Нагайна изо всех сил пыталась сохранить свою хрупкую человеческую оболочку, которая всё чаще уступала змеиной. Это было невероятно трудно… Настоящее спасение можно было найти лишь через темнейшие магические искусства, и только один сильный волшебник смог ей помочь. У этого волшебника был свой интерес к маледиктусу.
Глаза Нагайны поблёскивали в закатном свете. Она следила за каждым движением Тома Реддла, за каждым его жестом. Взгляд её был полон безграничной преданности.
— Ты молчишь, Том, — произнесла она тихо, её голос был едва слышен, но в каждом слове звучала дрожь. — Почему?
Том медленно склонился над ней. Его действительно что-то терзало. Том давно уже не испытывал ни жалости, ни сострадания. Эти чувства были для слабых. Но, глядя на Нагайну, он понимал, что между ними существует связь куда более глубокая… И эта связь не давала ему покоя.
— Ты ведь знаешь, Нагайна, — произнес он ровным, холодным голосом, — что я не тот, кого можно называть спасителем. Моё спасение — это путь к величию, и он не для всех.
Она положила руку на его плечо. Её пальцы, хотя и тонкие, казались цепкими, как когти. В её взгляде был страх потерять его — потерять того, в ком она нашла смысл.

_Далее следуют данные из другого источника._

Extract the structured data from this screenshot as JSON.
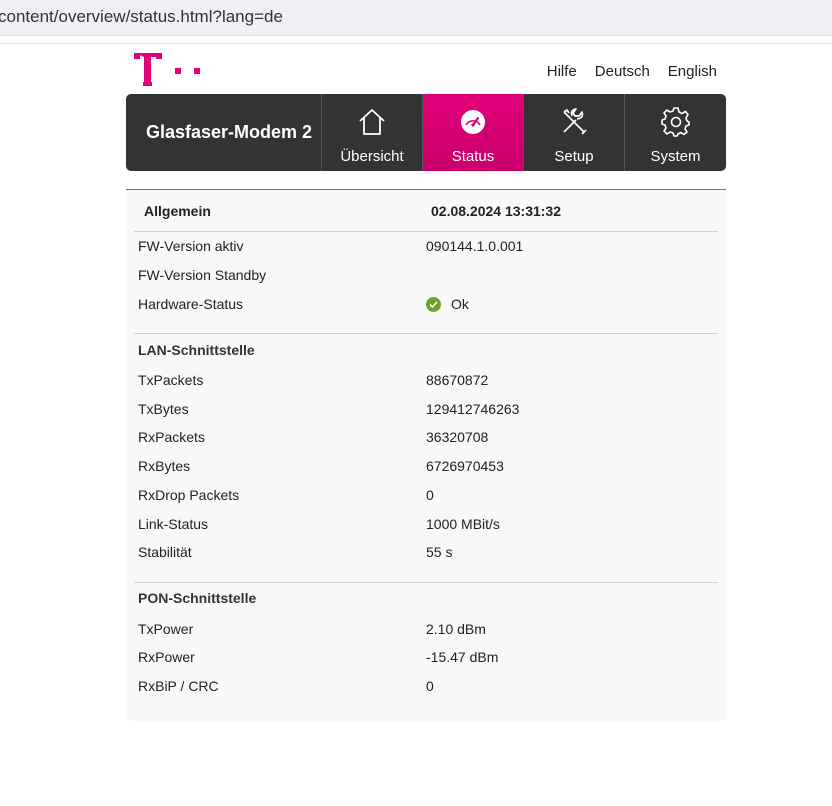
{
  "browser": {
    "url": "content/overview/status.html?lang=de"
  },
  "header": {
    "links": [
      "Hilfe",
      "Deutsch",
      "English"
    ]
  },
  "nav": {
    "brand": "Glasfaser-Modem 2",
    "tabs": [
      {
        "label": "Übersicht",
        "icon": "home-icon"
      },
      {
        "label": "Status",
        "icon": "gauge-icon",
        "active": true
      },
      {
        "label": "Setup",
        "icon": "tools-icon"
      },
      {
        "label": "System",
        "icon": "gear-icon"
      }
    ],
    "active_color": "#e2007a"
  },
  "general": {
    "title": "Allgemein",
    "datetime": "02.08.2024 13:31:32",
    "rows": [
      {
        "label": "FW-Version aktiv",
        "value": "090144.1.0.001"
      },
      {
        "label": "FW-Version Standby",
        "value": ""
      },
      {
        "label": "Hardware-Status",
        "value": "Ok",
        "icon": "check-icon"
      }
    ]
  },
  "lan": {
    "title": "LAN-Schnittstelle",
    "rows": [
      {
        "label": "TxPackets",
        "value": "88670872"
      },
      {
        "label": "TxBytes",
        "value": "129412746263"
      },
      {
        "label": "RxPackets",
        "value": "36320708"
      },
      {
        "label": "RxBytes",
        "value": "6726970453"
      },
      {
        "label": "RxDrop Packets",
        "value": "0"
      },
      {
        "label": "Link-Status",
        "value": "1000 MBit/s"
      },
      {
        "label": "Stabilität",
        "value": "55 s"
      }
    ]
  },
  "pon": {
    "title": "PON-Schnittstelle",
    "rows": [
      {
        "label": "TxPower",
        "value": "2.10 dBm"
      },
      {
        "label": "RxPower",
        "value": "-15.47 dBm"
      },
      {
        "label": "RxBiP / CRC",
        "value": "0"
      }
    ]
  }
}
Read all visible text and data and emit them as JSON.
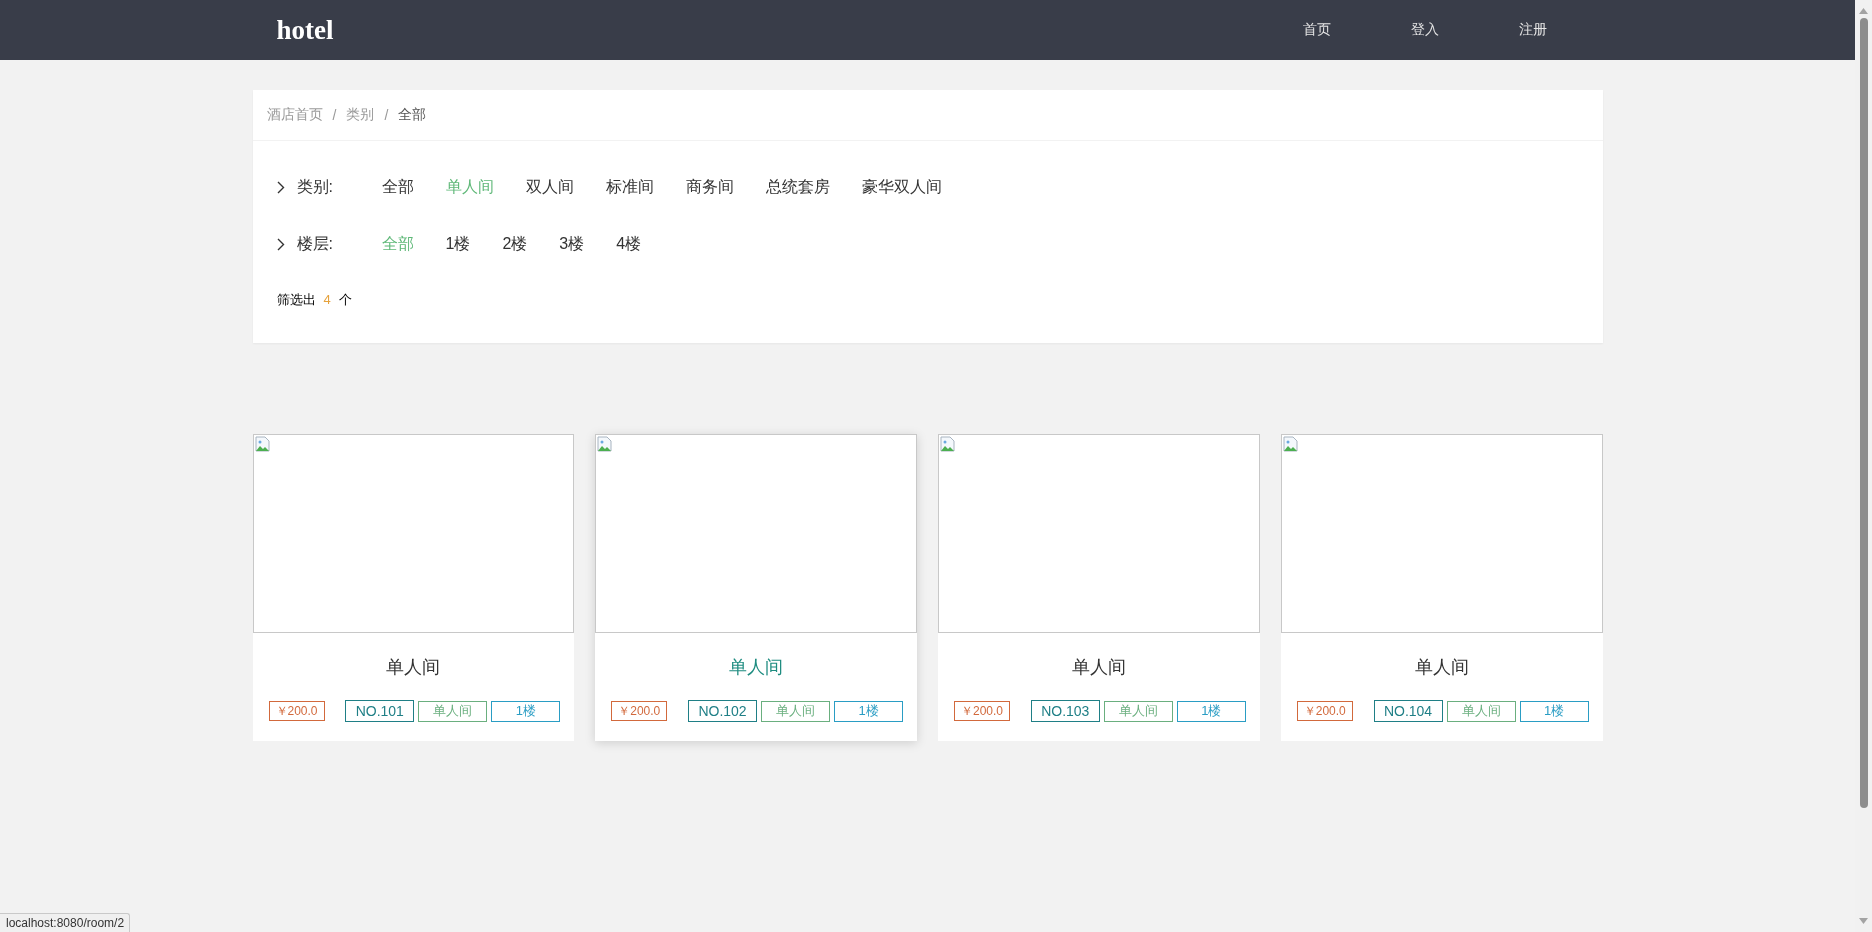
{
  "header": {
    "logo": "hotel",
    "nav": [
      "首页",
      "登入",
      "注册"
    ]
  },
  "breadcrumb": {
    "separator": "/",
    "items": [
      "酒店首页",
      "类别",
      "全部"
    ]
  },
  "filters": [
    {
      "label": "类别:",
      "options": [
        {
          "label": "全部",
          "selected": false
        },
        {
          "label": "单人间",
          "selected": true
        },
        {
          "label": "双人间",
          "selected": false
        },
        {
          "label": "标准间",
          "selected": false
        },
        {
          "label": "商务间",
          "selected": false
        },
        {
          "label": "总统套房",
          "selected": false
        },
        {
          "label": "豪华双人间",
          "selected": false
        }
      ]
    },
    {
      "label": "楼层:",
      "options": [
        {
          "label": "全部",
          "selected": true
        },
        {
          "label": "1楼",
          "selected": false
        },
        {
          "label": "2楼",
          "selected": false
        },
        {
          "label": "3楼",
          "selected": false
        },
        {
          "label": "4楼",
          "selected": false
        }
      ]
    }
  ],
  "result": {
    "prefix": "筛选出",
    "count": "4",
    "suffix": "个"
  },
  "rooms": [
    {
      "title": "单人间",
      "hovered": false,
      "tags": [
        {
          "kind": "price",
          "text": "￥200.0"
        },
        {
          "kind": "number",
          "text": "NO.101"
        },
        {
          "kind": "type",
          "text": "单人间"
        },
        {
          "kind": "floor",
          "text": "1楼"
        }
      ]
    },
    {
      "title": "单人间",
      "hovered": true,
      "tags": [
        {
          "kind": "price",
          "text": "￥200.0"
        },
        {
          "kind": "number",
          "text": "NO.102"
        },
        {
          "kind": "type",
          "text": "单人间"
        },
        {
          "kind": "floor",
          "text": "1楼"
        }
      ]
    },
    {
      "title": "单人间",
      "hovered": false,
      "tags": [
        {
          "kind": "price",
          "text": "￥200.0"
        },
        {
          "kind": "number",
          "text": "NO.103"
        },
        {
          "kind": "type",
          "text": "单人间"
        },
        {
          "kind": "floor",
          "text": "1楼"
        }
      ]
    },
    {
      "title": "单人间",
      "hovered": false,
      "tags": [
        {
          "kind": "price",
          "text": "￥200.0"
        },
        {
          "kind": "number",
          "text": "NO.104"
        },
        {
          "kind": "type",
          "text": "单人间"
        },
        {
          "kind": "floor",
          "text": "1楼"
        }
      ]
    }
  ],
  "status_bar": {
    "url": "localhost:8080/room/2"
  }
}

— Для меня ты — не просто спаситель, Том, — прошептала она, смотря прямо в его глаза. — Ты спас меня от мира, который отверг меня, от одиночества, которое могло принести мне моё проклятие. Ты дал мне смысл, дал мне новую жизнь.
Он не отстранился, но в его взгляде не было ответной нежности. Ему не нужны были признания или слова любви, они значили для него мало. Но что-то в её голосе зацепило его, будто напоминание о том, что даже ему, Тёмному Лорду, нужна была обычная человеческая привязанность. Нагайна была для него не просто союзником, но и тем, кто понимал его больше, чем любой другой. Это взаимопонимание было особенно ценно для Реддла, познавшего судьбу сироты.
— Ты говоришь это, как будто готова отдать за меня жизнь, — сказал он, внимательно наблюдая за её реакцией.
Она ответила, сохраняя всю ту же решимость:
— Я давно отдала её, Том. Для меня другой жизни нет. Ты — единственный, кто понимает, кто видит мою истинную сущность. Я живу, чтобы следовать за тобой до конца. Ты не только спас меня… Ты спас и себя.
Молчание повисло в воздухе. Том задумался. В её словах было что-то, что пробудило в нём ощущение силы, ещё более абсолютной, чем та, что он мог заполучить от магии. Нагайна была полностью в его власти. Не из страха, но из любви, из преданности, которая не требовала ничего взамен. И в этом был её выбор.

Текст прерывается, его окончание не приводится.